Un système de redistribution unique – aussi grâce aux personnes sans enfants
Dans le cadre de la discussion relative à la rente AVS liée aux enfants, l’économiste Bernd Raffelhüschen (Université de Fribourg) s’est prononcé. Il est cité avec l’affirmation suivante : « celui qui se décide contre des enfants, du point de vue du système des rentes, doit être considéré comme parasite. Il profite des prestations auxquelles il n’a guère contribué. » Ce verdict laisse perplexe – pour ne pas dire qu’il est choquant. On est amené à penser que ce professeur allemand n’est pas au courant des subtilités de notre système de financement de l’AVS ou du moins que de manière superficielle. Il est un fait que la redistribution liée au revenu du système de financement de l’AVS est unique au monde. Comme il n’y a pas de plafonnement des salaires soumis à la contribution AVS, 22 milliards de francs par année sont transférés des personnes à revenu élevé à des personnes moins favorisées. Parmi les personnes à revenu très élevé il y a de nombreux contribuables sans enfants. Bien souvent ces personnes ont versé plus d’un million de francs à l’AVS pendant leur période active, elles appartiennent à la catégorie des personnes – une sur dix – qui financent leurs rentes eux-mêmes. De désigner ces personnes sans enfants à revenu élevé de parasites de l’AVS va vraiment trop loin, c’est presqu’un affront.

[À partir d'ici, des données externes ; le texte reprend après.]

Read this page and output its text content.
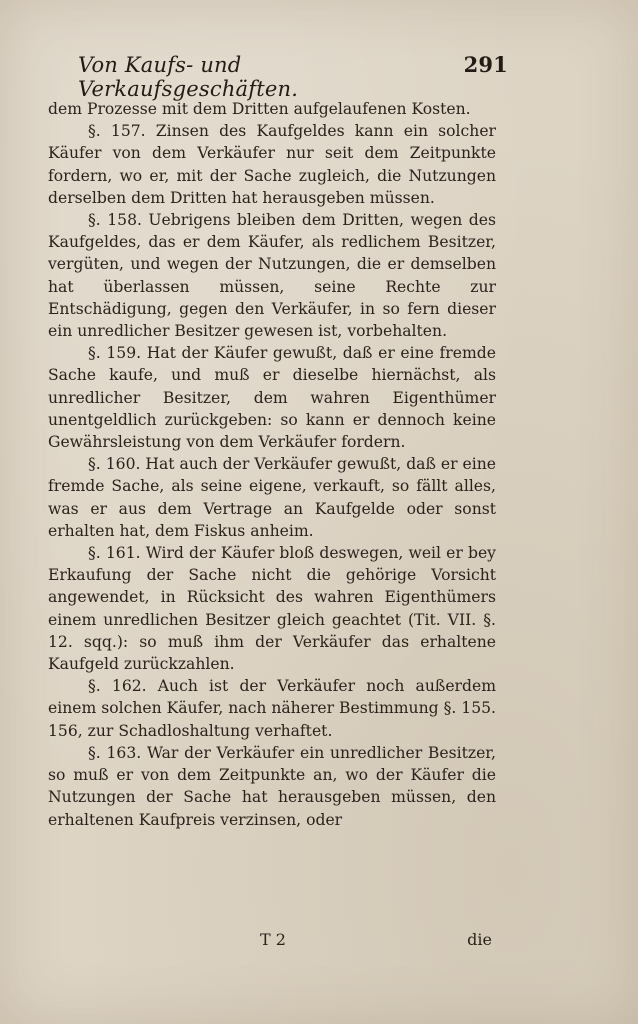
Von Kaufs- und Verkaufsgeschäften.
291

dem Prozesse mit dem Dritten aufgelaufenen Kosten.

§. 157. Zinsen des Kaufgeldes kann ein solcher Käufer von dem Verkäufer nur seit dem Zeitpunkte fordern, wo er, mit der Sache zugleich, die Nutzungen derselben dem Dritten hat herausgeben müssen.

§. 158. Uebrigens bleiben dem Dritten, wegen des Kaufgeldes, das er dem Käufer, als redlichem Besitzer, vergüten, und wegen der Nutzungen, die er demselben hat überlassen müssen, seine Rechte zur Entschädigung, gegen den Verkäufer, in so fern dieser ein unredlicher Besitzer gewesen ist, vorbehalten.

§. 159. Hat der Käufer gewußt, daß er eine fremde Sache kaufe, und muß er dieselbe hiernächst, als unredlicher Besitzer, dem wahren Eigenthümer unentgeldlich zurückgeben: so kann er dennoch keine Gewährsleistung von dem Verkäufer fordern.

§. 160. Hat auch der Verkäufer gewußt, daß er eine fremde Sache, als seine eigene, verkauft, so fällt alles, was er aus dem Vertrage an Kaufgelde oder sonst erhalten hat, dem Fiskus anheim.

§. 161. Wird der Käufer bloß deswegen, weil er bey Erkaufung der Sache nicht die gehörige Vorsicht angewendet, in Rücksicht des wahren Eigenthümers einem unredlichen Besitzer gleich geachtet (Tit. VII. §. 12. sqq.): so muß ihm der Verkäufer das erhaltene Kaufgeld zurückzahlen.

§. 162. Auch ist der Verkäufer noch außerdem einem solchen Käufer, nach näherer Bestimmung §. 155. 156, zur Schadloshaltung verhaftet.

§. 163. War der Verkäufer ein unredlicher Besitzer, so muß er von dem Zeitpunkte an, wo der Käufer die Nutzungen der Sache hat herausgeben müssen, den erhaltenen Kaufpreis verzinsen, oder

T 2	die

Les personnes sans enfants soutiennent aussi les rentes au pères en retraite pour les enfants et pour les orphelins
Les personnes sans enfants ne bénéficieront jamais des rentes pour orphelins ainsi que des rentes pour enfants de l’AVS ou de l’AI. Dans leur ensemble ce sont environ 130 000 rentes de l’AVS et de l’AI qui représentent un volume de prestations de près d’un milliard de francs par année. Selon la législation actuelle, les hommes sans enfants n’y ont aucun droit et les femmes sans enfants n’ont qu’un droit limité de pouvoir bénéficier d’une rente de veuf ou de veuve. Malgré ceci ils paient (par solidarité vivante) les mêmes taux de contribution que les personnes qui ont des enfants. Si l’AVS et l’AI étaient des assurances privées, les taux de contribution pour les personnes sans enfants devraient être inférieurs.

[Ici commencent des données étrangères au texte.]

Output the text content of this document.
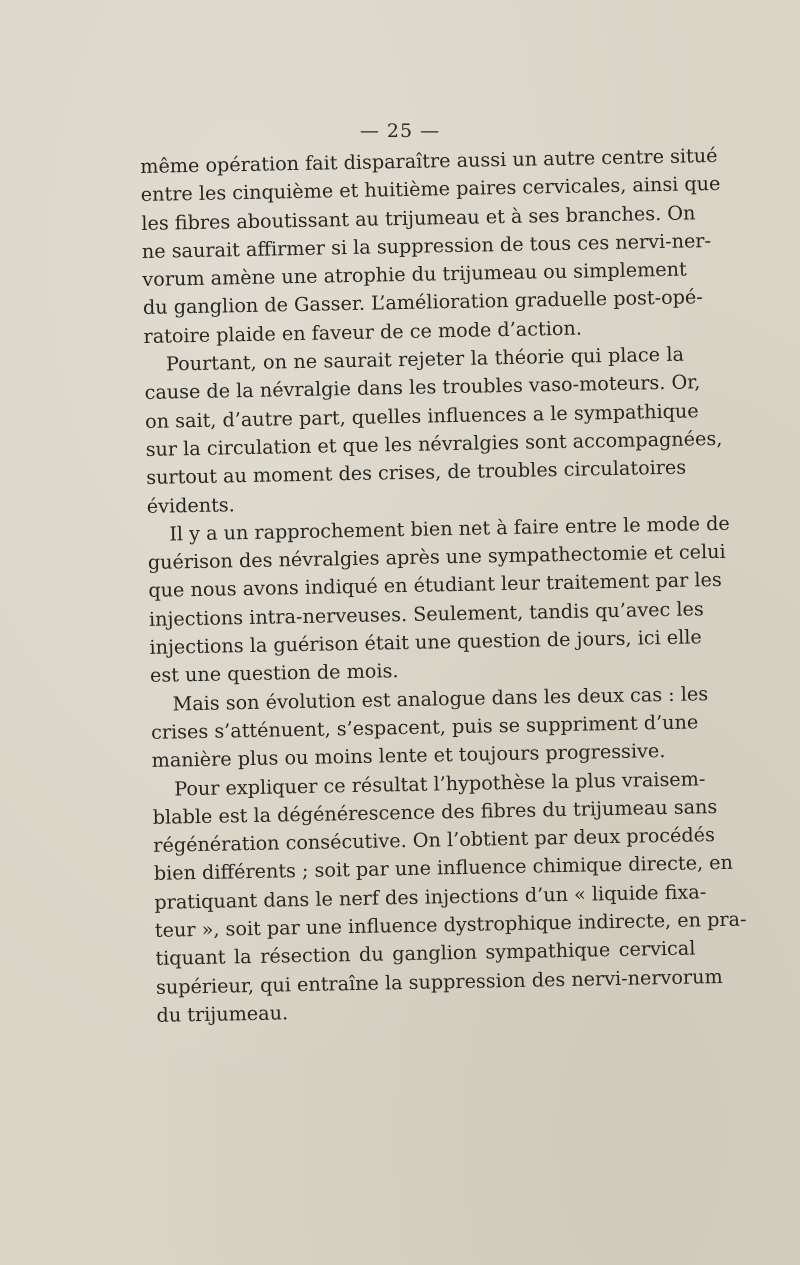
— 25 —
même opération fait disparaître aussi un autre centre situé
entre les cinquième et huitième paires cervicales, ainsi que
les fibres aboutissant au trijumeau et à ses branches. On
ne saurait affirmer si la suppression de tous ces nervi-ner-
vorum amène une atrophie du trijumeau ou simplement
du ganglion de Gasser. L’amélioration graduelle post-opé-
ratoire plaide en faveur de ce mode d’action.
Pourtant, on ne saurait rejeter la théorie qui place la
cause de la névralgie dans les troubles vaso-moteurs. Or,
on sait, d’autre part, quelles influences a le sympathique
sur la circulation et que les névralgies sont accompagnées,
surtout au moment des crises, de troubles circulatoires
évidents.
Il y a un rapprochement bien net à faire entre le mode de
guérison des névralgies après une sympathectomie et celui
que nous avons indiqué en étudiant leur traitement par les
injections intra-nerveuses. Seulement, tandis qu’avec les
injections la guérison était une question de jours, ici elle
est une question de mois.
Mais son évolution est analogue dans les deux cas : les
crises s’atténuent, s’espacent, puis se suppriment d’une
manière plus ou moins lente et toujours progressive.
Pour expliquer ce résultat l’hypothèse la plus vraisem-
blable est la dégénérescence des fibres du trijumeau sans
régénération consécutive. On l’obtient par deux procédés
bien différents ; soit par une influence chimique directe, en
pratiquant dans le nerf des injections d’un « liquide fixa-
teur », soit par une influence dystrophique indirecte, en pra-
tiquant la résection du ganglion sympathique cervical
supérieur, qui entraîne la suppression des nervi-nervorum
du trijumeau.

Le travail éducatif est généreusement récompensé par l’AVS
La 10ème révision de l’AVS en 1997 a introduit des bonifications pour le travail éducatif. Ainsi, lors du calcul de la rente d’une contribuable qui a élevé des enfants jusqu’à 16 ans, un revenu compensatoire fictif est ajouté. Ces bonifications s’élèvent aujourd’hui à environ 44 000 francs par an, pour les couples il y a un partage à égalité. Un exemple pour être plus clair : une personne qui a deux enfants et un revenu annuel d’environ 88 000 francs peut, du moment de la naissance du premier enfant jusqu’à l’année où le deuxième enfant atteint l’âge de 16 ans, réduire son activité lucrative de 50% et malgré ceci atteindre le revenu annuel minium nécessaire pour qualifier d’une rente maximale. De plus : aucune contribution à l’AVS n’est perçue sur près d’un million de ces revenus compensatoires fictifs. Parmi les personnes non-mariées ce sont pour la plupart les mères qui assument le travail éducatif. Cette mesure généreuse a amené à ce que la rente moyenne des femmes est aujourd’hui légèrement supérieure à celle des hommes – ceci malgré le fait que les femmes gagnent toujours légèrement moins que les hommes. Malheureusement même de nombreux experts ne connaissent pas cette « mécanique » en détail – apparemment aussi ceux qui proposent une rente AVS liée aux enfants. Il n’y a pas d’autre explication à ce que les effets hautement positifs pour les parents des bonifications pour le travail éducatif sont ignorés ou ne figurent que très marginalement dans la discussion en cours.

Aucune chance politique
Qu’est-ce qui motive les gens d’avoir des enfants ? Les allocations familiales ? Des rentes de vieillesse plus élevées ? Une meilleure prise en charge ? Martin Bujard (professeur à l’université Ruprecht-Karls de Heidelberg) donne une réponse claire et nette : « à long terme, les politiques familiales et sociales ne peuvent influencer le développement du taux de naissance que de façon très limitée. Le contexte culturel est bien plus décisif. » Autrement dit : les gens ont moins d’enfants parce qu’ils le souhaitent. Le taux de naissance ne peut être dirigé par l’état.
La réaction politique reprise par les médias suisses a également été claire – politiquement de la gauche jusqu’à la droite. L’UDC ne s’y intéresse pas. Le PLR est de l’avis que l’état devrait s’abstenir de faire une politique de naissance. Le Centre met en question la practicabilité (involontairement sans enfants). Pour le PS la proposition est simplement « totalement à côté de la plaque ». Ce verdict anéantissant des acteurs politiques démontre que l’idée d’introduire une rente AVS liée aux enfants en Suisse n’a politiquement aucune chance.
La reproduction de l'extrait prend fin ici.